Tf Pipeline: Part 2: Ingesting Data

07 Jan 2019

Foreword

I refactored most of the utility functions from the previous tutorial code into a utility file.

Changes

1) FeatureProto

1) removed CSV support - tfRecord all the way

2) The parser prototypes (tf.FixedLenFeature) are generated on initialization

3) Added an option to generate a One-Hot encoding while parsing the dataset

2) dataset_config

1) Added a return_dataset arg whereby instead of returning an iterator.get_next(), we return a configured tf.Dataset.

Motivation

1) Show you how to use the generated tfRecord for training and inference

2) Give you an idea of how to use tf.estimators

Story time

To recap, you’ve created one portion of the pipeline: you’ve verified that data is being transformed from .data format into a tfrecord. But now you’ve got to figure out how to USE the data before moving into productionizing all of it.

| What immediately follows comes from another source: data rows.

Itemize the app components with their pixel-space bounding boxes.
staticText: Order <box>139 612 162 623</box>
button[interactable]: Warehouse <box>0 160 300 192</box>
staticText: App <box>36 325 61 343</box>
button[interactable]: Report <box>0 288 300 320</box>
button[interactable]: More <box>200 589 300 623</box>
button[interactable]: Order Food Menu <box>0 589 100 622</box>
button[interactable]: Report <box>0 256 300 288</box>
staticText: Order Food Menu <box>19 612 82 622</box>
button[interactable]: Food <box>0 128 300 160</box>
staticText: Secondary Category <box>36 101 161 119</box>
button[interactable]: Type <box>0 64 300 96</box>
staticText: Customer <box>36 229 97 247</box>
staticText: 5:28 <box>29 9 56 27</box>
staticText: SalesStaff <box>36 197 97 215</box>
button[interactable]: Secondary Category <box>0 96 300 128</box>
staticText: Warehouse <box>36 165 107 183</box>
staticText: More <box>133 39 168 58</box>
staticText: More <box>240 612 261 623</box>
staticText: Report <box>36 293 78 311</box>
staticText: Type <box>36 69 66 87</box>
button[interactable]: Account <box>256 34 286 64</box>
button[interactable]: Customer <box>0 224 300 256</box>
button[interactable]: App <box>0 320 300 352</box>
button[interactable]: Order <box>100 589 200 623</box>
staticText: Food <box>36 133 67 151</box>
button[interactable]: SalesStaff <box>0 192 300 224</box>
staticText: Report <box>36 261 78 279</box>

Given how the company is still moving away from Framework X, you’ve got a blank slate and no technical debt. Your good friend, Ian, recommended that you try a custom tf.estimators because it allows you to focus on building the model and doing your research and development, instead of focusing on “inference time” or “model serving” since all of those things are built in.

After all, you chose Tensorflow because it’s supposed to be the better option when scaling and serving, right? If you’re not going to use those features, and you’re going to write everything from scratch you should have used PyTorch.

The plan

1) Give you a quick overview of how we’re loading the data (simple stuff since it’s not distributed)

2) Try a pre-made estimator. Cool, but not cool enough

3) Custom estimator

The code can be found here

1) Data Loading

def wrap_training_data(tf_record_train_list, feature_proto, num_cpus):
    def input_fn_train(): # returns x, y (where y represents label's class index).
        return dataset_config(filenames=tf_record_train_list, batch_size=64, mapper=feature_proto.unpack, num_cpus=num_cpus, return_dataset=True)
    return input_fn_train
    
input_fn_train = wrap_training_data(filename_list, feature_proto, num_cpus)

def evaluate(estimator):
    # Fit model.
    fit = estimator.evaluate(input_fn=input_fn_eval)
    print(fit)
    estimator.train(input_fn=input_fn_train)
    fit = estimator.evaluate(input_fn=input_fn_eval)
    print(fit)

First, we wrap our input_fn_train data such that we can specify the config we want. The input_fn argument to the estimator.evaluate takes no arguments so we did it this way.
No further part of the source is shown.